I'd like some advice about this speedup to iterators for red-black
trees. The idea comes from developers of IBM's proprietary C++
product who implemented it in the C++ library used on AIX. Their
users access the functionality with -Dsomething when compiling, but
it could be done by adding a g++ option that defines the macro, like:
-ffast-set-map-iterators
This option augments the base class for map<>, set<>, multimap<> and
multiset<> template classes to allow faster iterator operations.
Warning: -ffast-set-map-iterators causes GCC to generate code that
is not binary compatible with code generated without the option.
All code that operates on the same set or map objects must use the
same variant of this option.
The functional changes are all within include/bits/stl_tree.h and have
no effect on the compilation of src/tree.cc, which doesn't need to
know the size of the class. It uglifies the header with code
protected by #ifdef __GLIBCXX_USE_FAST_SET_MAP_ITERATOR__.

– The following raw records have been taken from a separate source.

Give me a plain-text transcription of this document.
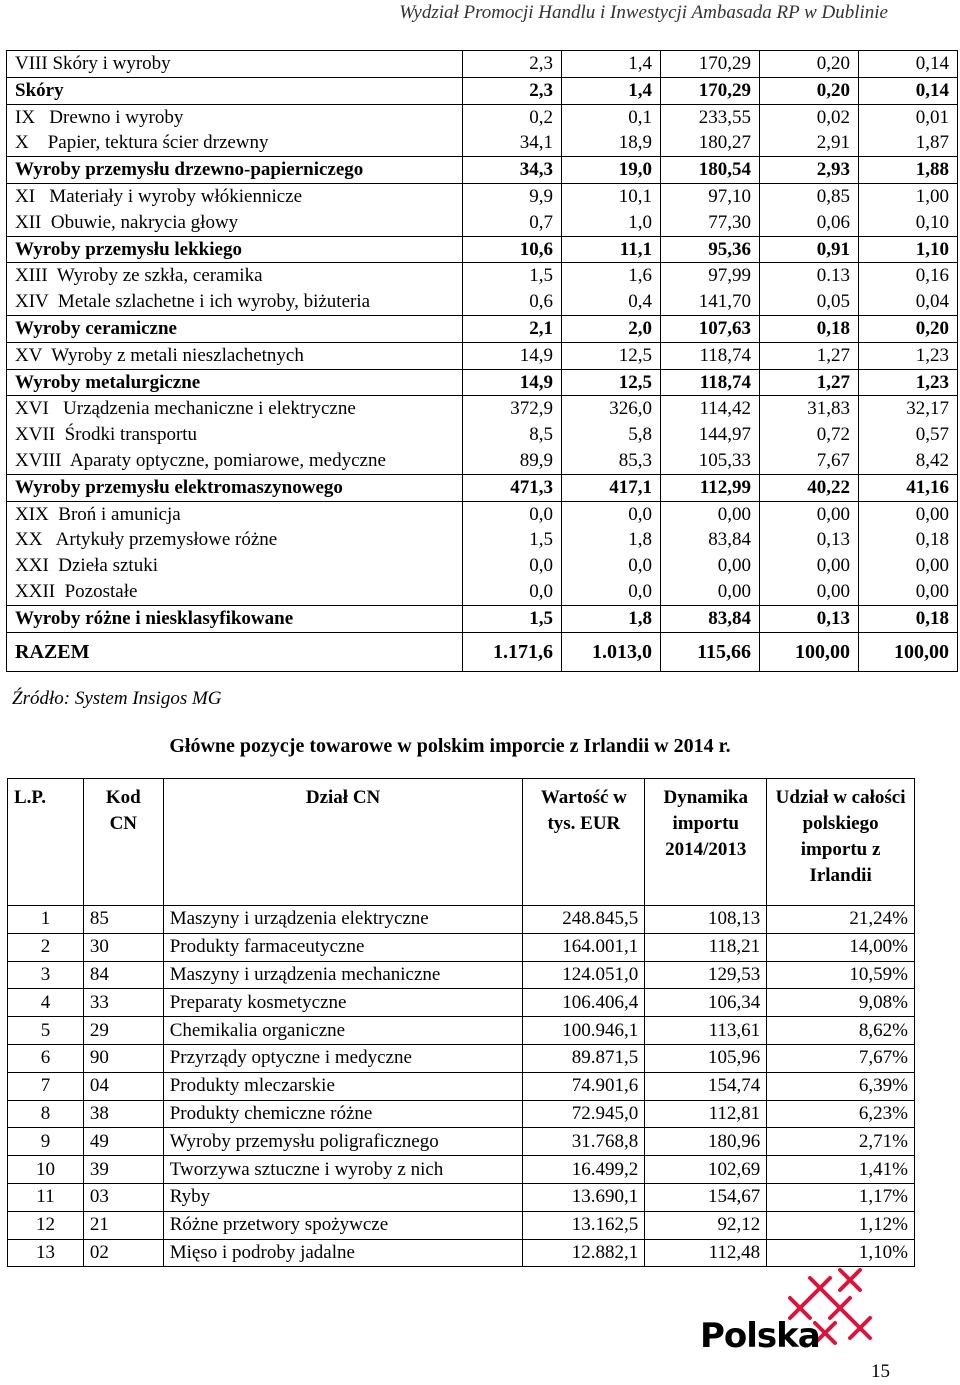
Wydział Promocji Handlu i Inwestycji Ambasada RP w Dublinie
VIII Skóry i wyroby	2,3	1,4	170,29	0,20	0,14
Skóry	2,3	1,4	170,29	0,20	0,14
IX   Drewno i wyroby	0,2	0,1	233,55	0,02	0,01
X    Papier, tektura ścier drzewny	34,1	18,9	180,27	2,91	1,87
Wyroby przemysłu drzewno-papierniczego	34,3	19,0	180,54	2,93	1,88
XI   Materiały i wyroby włókiennicze	9,9	10,1	97,10	0,85	1,00
XII  Obuwie, nakrycia głowy	0,7	1,0	77,30	0,06	0,10
Wyroby przemysłu lekkiego	10,6	11,1	95,36	0,91	1,10
XIII  Wyroby ze szkła, ceramika	1,5	1,6	97,99	0.13	0,16
XIV  Metale szlachetne i ich wyroby, biżuteria	0,6	0,4	141,70	0,05	0,04
Wyroby ceramiczne	2,1	2,0	107,63	0,18	0,20
XV  Wyroby z metali nieszlachetnych	14,9	12,5	118,74	1,27	1,23
Wyroby metalurgiczne	14,9	12,5	118,74	1,27	1,23
XVI   Urządzenia mechaniczne i elektryczne	372,9	326,0	114,42	31,83	32,17
XVII  Środki transportu	8,5	5,8	144,97	0,72	0,57
XVIII  Aparaty optyczne, pomiarowe, medyczne	89,9	85,3	105,33	7,67	8,42
Wyroby przemysłu elektromaszynowego	471,3	417,1	112,99	40,22	41,16
XIX  Broń i amunicja	0,0	0,0	0,00	0,00	0,00
XX   Artykuły przemysłowe różne	1,5	1,8	83,84	0,13	0,18
XXI  Dzieła sztuki	0,0	0,0	0,00	0,00	0,00
XXII  Pozostałe	0,0	0,0	0,00	0,00	0,00
Wyroby różne i niesklasyfikowane	1,5	1,8	83,84	0,13	0,18
RAZEM	1.171,6	1.013,0	115,66	100,00	100,00
Źródło: System Insigos MG
Główne pozycje towarowe w polskim imporcie z Irlandii w 2014 r.
L.P.	Kod CN	Dział CN	Wartość w tys. EUR	Dynamika importu 2014/2013	Udział w całości polskiego importu z Irlandii
1	85	Maszyny i urządzenia elektryczne	248.845,5	108,13	21,24%
2	30	Produkty farmaceutyczne	164.001,1	118,21	14,00%
3	84	Maszyny i urządzenia mechaniczne	124.051,0	129,53	10,59%
4	33	Preparaty kosmetyczne	106.406,4	106,34	9,08%
5	29	Chemikalia organiczne	100.946,1	113,61	8,62%
6	90	Przyrządy optyczne i medyczne	89.871,5	105,96	7,67%
7	04	Produkty mleczarskie	74.901,6	154,74	6,39%
8	38	Produkty chemiczne różne	72.945,0	112,81	6,23%
9	49	Wyroby przemysłu poligraficznego	31.768,8	180,96	2,71%
10	39	Tworzywa sztuczne i wyroby z nich	16.499,2	102,69	1,41%
11	03	Ryby	13.690,1	154,67	1,17%
12	21	Różne przetwory spożywcze	13.162,5	92,12	1,12%
13	02	Mięso i podroby jadalne	12.882,1	112,48	1,10%
Polska
15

Why do this? Because it speeds up 447.dealII from SPEC CPU2006. On
powerpc64-linux, the speedup over our usual peak options is 32% for
-m32, 26% for -m64. The two other CPU2006 benchmarks that use set
and/or map are omnetpp and xalancbmk, which speed up between 1% and
1.4%. Those speedups are based on the the middle result from 3 runs,
using mainline from a couple of months ago. I have not yet run
benchmarks and any other targets.